Dave looked at her with pleading eyes, and whispered, “I’ve written something I didn’t mean to.”
Evelyn stood up, folded her wiry arms across her chest, and shook her head. “Mr. Quinn, if it is another one of your limericks, I shall not be impressed.”
Dave’s arms moved aside, although, from the expression on his face, he wasn’t the one doing the moving. River could taste the magic in the air—cinnamon and Toilet Duck—which suggested Evelyn was at the end of her tether. Of course, Evelyn’s tether was shorter than a haiku.
She snatched the notebook up from the desk and Dave’s arms, unceremoniously removed, snapped back into place.
“Well,” said Evelyn. It was at this juncture that she turned and gave River a disapproving look.
Does she know? Does she know that I used magic in class?
Without speaking, she handed the notebook back to Dave and returned to the front of the room, lump-hammer swinging at her side. Once there, she set the hammer down and threw herself back into mathematics mode, semi-creepy smile and all. The class went on.
When River looked over to Dave, he was watching her surreptitiously across his arm, with an accusatory glance which said, I know what you are! You’re one of those… telepathetics!

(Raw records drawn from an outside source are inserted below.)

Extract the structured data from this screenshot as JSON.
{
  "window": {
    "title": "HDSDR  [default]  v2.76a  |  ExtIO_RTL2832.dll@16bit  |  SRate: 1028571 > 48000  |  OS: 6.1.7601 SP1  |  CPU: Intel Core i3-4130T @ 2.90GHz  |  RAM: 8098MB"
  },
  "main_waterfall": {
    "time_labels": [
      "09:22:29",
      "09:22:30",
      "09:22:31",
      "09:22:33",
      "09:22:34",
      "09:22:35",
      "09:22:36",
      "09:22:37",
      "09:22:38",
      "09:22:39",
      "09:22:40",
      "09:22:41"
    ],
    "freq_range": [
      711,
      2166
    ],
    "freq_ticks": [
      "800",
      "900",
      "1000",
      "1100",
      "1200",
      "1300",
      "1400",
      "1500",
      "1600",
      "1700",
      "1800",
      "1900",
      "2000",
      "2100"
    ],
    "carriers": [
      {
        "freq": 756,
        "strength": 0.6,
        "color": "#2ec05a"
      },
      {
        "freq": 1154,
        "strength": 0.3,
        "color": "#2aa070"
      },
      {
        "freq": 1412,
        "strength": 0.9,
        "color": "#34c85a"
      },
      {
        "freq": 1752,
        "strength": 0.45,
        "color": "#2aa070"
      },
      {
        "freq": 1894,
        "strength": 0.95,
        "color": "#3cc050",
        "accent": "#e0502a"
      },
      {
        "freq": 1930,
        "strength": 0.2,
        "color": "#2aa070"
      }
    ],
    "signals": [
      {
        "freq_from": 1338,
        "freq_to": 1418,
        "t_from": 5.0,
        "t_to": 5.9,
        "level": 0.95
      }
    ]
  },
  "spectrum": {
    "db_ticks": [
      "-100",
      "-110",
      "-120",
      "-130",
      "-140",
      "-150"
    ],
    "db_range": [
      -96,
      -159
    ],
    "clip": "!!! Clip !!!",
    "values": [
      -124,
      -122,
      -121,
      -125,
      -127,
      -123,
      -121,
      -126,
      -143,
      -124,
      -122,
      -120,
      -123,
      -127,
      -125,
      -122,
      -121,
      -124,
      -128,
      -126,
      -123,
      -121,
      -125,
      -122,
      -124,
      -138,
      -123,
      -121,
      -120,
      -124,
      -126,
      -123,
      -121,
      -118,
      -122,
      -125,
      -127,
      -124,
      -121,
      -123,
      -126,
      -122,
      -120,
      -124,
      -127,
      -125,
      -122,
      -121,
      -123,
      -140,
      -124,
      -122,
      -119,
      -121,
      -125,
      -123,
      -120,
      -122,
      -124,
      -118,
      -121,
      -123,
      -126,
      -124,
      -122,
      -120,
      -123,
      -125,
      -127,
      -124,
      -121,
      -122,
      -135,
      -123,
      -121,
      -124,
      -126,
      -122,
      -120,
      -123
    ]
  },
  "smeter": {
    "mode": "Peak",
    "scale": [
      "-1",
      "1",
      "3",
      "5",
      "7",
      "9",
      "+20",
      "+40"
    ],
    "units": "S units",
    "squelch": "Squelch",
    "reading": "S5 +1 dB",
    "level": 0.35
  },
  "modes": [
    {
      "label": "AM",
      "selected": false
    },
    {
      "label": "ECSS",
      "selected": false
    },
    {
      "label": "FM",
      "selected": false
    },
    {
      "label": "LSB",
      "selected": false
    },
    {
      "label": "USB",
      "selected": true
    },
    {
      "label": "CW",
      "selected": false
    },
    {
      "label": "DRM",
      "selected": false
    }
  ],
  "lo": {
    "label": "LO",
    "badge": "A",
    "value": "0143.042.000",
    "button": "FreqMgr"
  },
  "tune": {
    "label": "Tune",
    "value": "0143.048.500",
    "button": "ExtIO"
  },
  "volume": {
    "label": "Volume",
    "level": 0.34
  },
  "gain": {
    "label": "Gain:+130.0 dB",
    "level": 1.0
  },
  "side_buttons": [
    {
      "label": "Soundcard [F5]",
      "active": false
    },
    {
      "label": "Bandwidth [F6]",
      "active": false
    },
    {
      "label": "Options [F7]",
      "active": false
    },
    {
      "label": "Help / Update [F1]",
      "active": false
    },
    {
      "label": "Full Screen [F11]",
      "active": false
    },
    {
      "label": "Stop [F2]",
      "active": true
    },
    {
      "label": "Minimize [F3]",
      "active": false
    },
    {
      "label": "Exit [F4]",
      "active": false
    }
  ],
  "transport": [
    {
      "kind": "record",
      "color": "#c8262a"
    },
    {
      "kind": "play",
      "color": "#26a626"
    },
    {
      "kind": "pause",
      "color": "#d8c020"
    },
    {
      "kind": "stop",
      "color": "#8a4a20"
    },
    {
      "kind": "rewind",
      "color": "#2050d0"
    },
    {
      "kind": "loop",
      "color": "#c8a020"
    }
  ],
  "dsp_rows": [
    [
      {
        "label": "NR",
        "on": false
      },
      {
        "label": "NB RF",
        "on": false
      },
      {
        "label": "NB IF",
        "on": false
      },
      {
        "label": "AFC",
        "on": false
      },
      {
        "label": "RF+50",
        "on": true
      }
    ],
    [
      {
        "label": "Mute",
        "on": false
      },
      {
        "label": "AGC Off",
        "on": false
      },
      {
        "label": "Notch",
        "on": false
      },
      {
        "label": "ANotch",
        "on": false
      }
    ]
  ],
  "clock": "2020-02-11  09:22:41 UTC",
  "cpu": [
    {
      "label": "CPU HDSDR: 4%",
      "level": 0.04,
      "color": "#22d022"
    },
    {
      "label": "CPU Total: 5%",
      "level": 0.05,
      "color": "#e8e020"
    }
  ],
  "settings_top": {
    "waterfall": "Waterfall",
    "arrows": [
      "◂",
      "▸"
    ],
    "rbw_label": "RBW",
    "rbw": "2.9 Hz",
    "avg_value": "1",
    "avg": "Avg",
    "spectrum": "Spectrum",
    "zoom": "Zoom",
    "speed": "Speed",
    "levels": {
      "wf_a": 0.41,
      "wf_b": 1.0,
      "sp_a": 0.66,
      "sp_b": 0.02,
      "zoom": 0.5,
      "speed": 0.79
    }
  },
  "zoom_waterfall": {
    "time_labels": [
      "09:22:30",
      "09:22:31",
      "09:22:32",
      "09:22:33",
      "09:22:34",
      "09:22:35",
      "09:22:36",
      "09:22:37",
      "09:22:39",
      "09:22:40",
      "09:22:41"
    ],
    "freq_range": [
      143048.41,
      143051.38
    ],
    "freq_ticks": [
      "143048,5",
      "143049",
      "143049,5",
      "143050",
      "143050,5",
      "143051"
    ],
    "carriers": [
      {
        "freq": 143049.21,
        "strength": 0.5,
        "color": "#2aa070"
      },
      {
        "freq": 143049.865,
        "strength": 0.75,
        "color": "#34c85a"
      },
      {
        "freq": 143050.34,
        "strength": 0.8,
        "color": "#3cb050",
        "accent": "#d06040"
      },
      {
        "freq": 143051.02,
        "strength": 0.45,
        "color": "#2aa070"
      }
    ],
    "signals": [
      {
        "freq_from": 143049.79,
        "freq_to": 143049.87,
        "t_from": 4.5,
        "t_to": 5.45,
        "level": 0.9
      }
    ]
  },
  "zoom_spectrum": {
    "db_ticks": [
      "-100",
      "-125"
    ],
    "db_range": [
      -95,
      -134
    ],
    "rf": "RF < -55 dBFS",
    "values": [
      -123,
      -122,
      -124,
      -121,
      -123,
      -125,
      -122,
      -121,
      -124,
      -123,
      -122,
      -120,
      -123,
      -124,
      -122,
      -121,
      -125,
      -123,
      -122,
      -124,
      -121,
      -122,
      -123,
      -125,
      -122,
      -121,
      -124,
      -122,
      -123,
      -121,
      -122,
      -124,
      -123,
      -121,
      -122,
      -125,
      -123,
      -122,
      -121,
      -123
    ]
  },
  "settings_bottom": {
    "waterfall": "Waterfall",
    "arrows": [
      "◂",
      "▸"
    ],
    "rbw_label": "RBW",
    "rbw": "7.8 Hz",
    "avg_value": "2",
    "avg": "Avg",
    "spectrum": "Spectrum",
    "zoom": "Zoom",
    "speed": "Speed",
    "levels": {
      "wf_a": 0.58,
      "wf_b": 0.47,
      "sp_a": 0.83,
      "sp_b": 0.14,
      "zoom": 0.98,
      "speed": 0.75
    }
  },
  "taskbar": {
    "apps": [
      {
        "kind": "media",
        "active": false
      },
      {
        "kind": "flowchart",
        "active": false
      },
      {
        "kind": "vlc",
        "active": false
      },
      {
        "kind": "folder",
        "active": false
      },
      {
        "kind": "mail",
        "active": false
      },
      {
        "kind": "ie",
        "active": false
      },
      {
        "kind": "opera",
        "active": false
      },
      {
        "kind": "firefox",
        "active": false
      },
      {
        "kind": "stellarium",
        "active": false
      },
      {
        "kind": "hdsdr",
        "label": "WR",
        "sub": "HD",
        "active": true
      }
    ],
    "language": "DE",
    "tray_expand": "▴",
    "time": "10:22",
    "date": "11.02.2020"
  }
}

She looked away. Well, that could have gone better.
RULE TWO: KNOW YOUR CRAFT
“You don’t know your craft!” Evelyn said. She was red in the face, against which blue veins stood out like bubblegum bootlaces. “And you certainly don’t know what you’re capable of, otherwise you wouldn’t have done what you did in class today. You could have made that poor boy’s head fall off.”